Hey all, new to pulumi and also this side of azure — hope asking here is ok. I have a greenfield project at hand and want to implement rigorous continues delivery principles. I’m however new to infrastructure as code (but absolutely love the idea). • What I am struggling with, is how to deal with the data side of things (replicating data into staging, backups, migration). • In simple terms, I struggle to wrap my head around my (naive) idea: ◦ create a copy of the production system incl. data, users etc as “test group” ▪︎ apply database migrations / schema changes ▪︎ have tests run in that resource group (which changes data, adds, removes records) and ▪︎ if everything works fine, delete that “testing group” ◦ create a new resource group that again copies from production but only applies schema changes ▪︎ gets promoted to the new production system ◦ the old production system gets destroyed The stack is “simple”: Github Actions, Azure PostGres SQL, Codebase pure TypeScript / Node.js / React, Services are maybe Containers with Red Panda (kafka) and Materialize I’d like to implement this in a deterministic fashion with pulumi sweaty ham … but really have never pushed CI/CD through to infrastructure before. thank you very much

One could argue we past infrastructure as code (IaC) and into general DevOps. This request more than just IaC with pulumi. For creating the “test group”, you can specify the create mode to be a restore. Then use your existing templates to create the Azure resources. This would get you a copy of the production server. Recommend finding a way to scrub the data too because might hit compliance issues pulling production data some where else.
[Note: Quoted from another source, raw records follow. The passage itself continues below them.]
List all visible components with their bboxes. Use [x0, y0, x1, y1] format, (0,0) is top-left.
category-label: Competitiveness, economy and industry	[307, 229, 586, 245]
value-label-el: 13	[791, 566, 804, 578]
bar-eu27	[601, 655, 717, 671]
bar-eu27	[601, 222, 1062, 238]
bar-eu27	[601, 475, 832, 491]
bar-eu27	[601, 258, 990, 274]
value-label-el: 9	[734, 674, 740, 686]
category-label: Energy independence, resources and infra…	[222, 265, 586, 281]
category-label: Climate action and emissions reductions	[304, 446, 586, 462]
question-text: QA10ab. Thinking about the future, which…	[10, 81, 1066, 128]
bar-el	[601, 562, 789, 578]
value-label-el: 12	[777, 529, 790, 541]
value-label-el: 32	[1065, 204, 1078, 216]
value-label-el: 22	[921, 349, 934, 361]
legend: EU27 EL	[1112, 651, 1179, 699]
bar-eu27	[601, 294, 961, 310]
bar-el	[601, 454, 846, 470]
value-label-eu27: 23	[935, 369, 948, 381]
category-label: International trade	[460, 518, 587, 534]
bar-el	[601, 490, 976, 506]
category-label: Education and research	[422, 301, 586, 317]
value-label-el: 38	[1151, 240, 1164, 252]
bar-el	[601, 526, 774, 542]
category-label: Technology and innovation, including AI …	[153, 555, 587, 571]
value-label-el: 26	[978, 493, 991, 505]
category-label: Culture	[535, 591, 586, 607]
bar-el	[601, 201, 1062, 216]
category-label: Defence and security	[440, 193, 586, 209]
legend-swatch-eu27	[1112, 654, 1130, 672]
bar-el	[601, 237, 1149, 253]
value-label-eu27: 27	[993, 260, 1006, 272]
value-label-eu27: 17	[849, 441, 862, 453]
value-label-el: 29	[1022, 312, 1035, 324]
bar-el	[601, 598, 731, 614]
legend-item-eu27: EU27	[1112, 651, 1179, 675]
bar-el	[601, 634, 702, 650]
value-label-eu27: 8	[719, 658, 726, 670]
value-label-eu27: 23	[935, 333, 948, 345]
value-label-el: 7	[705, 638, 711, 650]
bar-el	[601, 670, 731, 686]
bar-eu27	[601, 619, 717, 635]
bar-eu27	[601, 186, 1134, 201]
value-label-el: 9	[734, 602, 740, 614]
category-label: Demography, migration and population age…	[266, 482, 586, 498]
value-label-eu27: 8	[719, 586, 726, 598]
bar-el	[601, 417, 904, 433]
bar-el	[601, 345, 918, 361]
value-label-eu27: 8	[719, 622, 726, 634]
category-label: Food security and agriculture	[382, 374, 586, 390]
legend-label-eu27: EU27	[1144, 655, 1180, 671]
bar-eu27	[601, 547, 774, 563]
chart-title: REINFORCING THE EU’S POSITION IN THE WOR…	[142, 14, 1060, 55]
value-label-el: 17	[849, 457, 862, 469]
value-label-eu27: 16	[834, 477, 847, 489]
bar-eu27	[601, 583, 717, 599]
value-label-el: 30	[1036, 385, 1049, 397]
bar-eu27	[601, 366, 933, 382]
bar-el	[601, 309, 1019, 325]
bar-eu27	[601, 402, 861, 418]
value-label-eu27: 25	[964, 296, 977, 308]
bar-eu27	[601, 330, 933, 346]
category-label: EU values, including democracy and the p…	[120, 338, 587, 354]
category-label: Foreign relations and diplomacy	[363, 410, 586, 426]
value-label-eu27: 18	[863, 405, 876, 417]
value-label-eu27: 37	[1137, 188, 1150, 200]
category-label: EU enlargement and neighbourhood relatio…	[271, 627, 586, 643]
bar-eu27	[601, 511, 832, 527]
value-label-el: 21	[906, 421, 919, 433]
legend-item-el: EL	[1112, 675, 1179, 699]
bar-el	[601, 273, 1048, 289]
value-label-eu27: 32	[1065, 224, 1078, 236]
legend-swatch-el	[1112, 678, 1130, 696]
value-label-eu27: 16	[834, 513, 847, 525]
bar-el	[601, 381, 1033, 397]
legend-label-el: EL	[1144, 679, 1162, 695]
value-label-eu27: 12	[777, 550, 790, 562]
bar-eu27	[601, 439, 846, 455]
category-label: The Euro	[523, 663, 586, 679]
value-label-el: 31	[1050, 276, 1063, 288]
For applying schema changes and all PostgreSQL manipulation that would be psql. You could then wrap the psql with pulumi command. This in theory makes pulumi aware of the psql. If everything good, see if the Azure PostgreSQL action can deploy the changes.

Well the production data would stay within the same org of course. Thank you for pointing me to the Azure Postgres SQL action. Do you know of “standard ways” how to do data migrations in azure even without pulumi? In general, how to deal with that challange from a devops perspective? Or rather: How would you do it?

How you doing your migrations now? We use ef core for our C# projects and just run ef core commands in our CI/CD pipeline. Look into running your migration commands as a shell task or a third party tool.

Well schema migrations are done as part of prisma — pretty much an ORM for typescript. In the past those migrations have been done half manually where I was not in charge. Meaning: someone did a back-up than triggered the migration and checked if everything is kinda working. Doing migrations directly against the production database from CI/CD of course works — but I don‘t fully trust the automatic migration part and would like to run tests in the production environment against that system. Hence the idea to replicate everything; be fine to do everything automatically and have tests check if you broke something. I guess you „simply“ trigger a backup of the database and run the migration (when all tests pass) as part of the CI process? Maybe I should trust the migrations more. Mh.

Deploy an Azure function with HTTP trigger as part of the “test group.” The pulumi template can output the URL with key. Then have a GitHub action call the function. The function would run queries to ensure the new schema is working. If no errors return back then golden. If there are errors then the pipeline fails and go troubleshoot. If all passes then move onto other testing or move to production deployment. It funny you mentioned Prisma, it something I need to do more research on. Developers having some pain on another project and that one of the tools I stumbled across.

Haha yeah prisma — the guys here in berlin are practically my naighbours. Almost joined them back in 2018 — they are a great GraphQL-Database ORM. However, I personally try to get away from CRUD to event sourcing. And events are not really the thing you want to do on a database schema but rather a Kafka schema — that‘s the reason I didn‘t use them much in the past but in this project here, event sourcing would be overkill for an MVP stage. So crud it is… 😪

Hey Dino - we're embarking on the same thing - context is: apps are being deployed into a k8s cluster in Azure. How did you get on?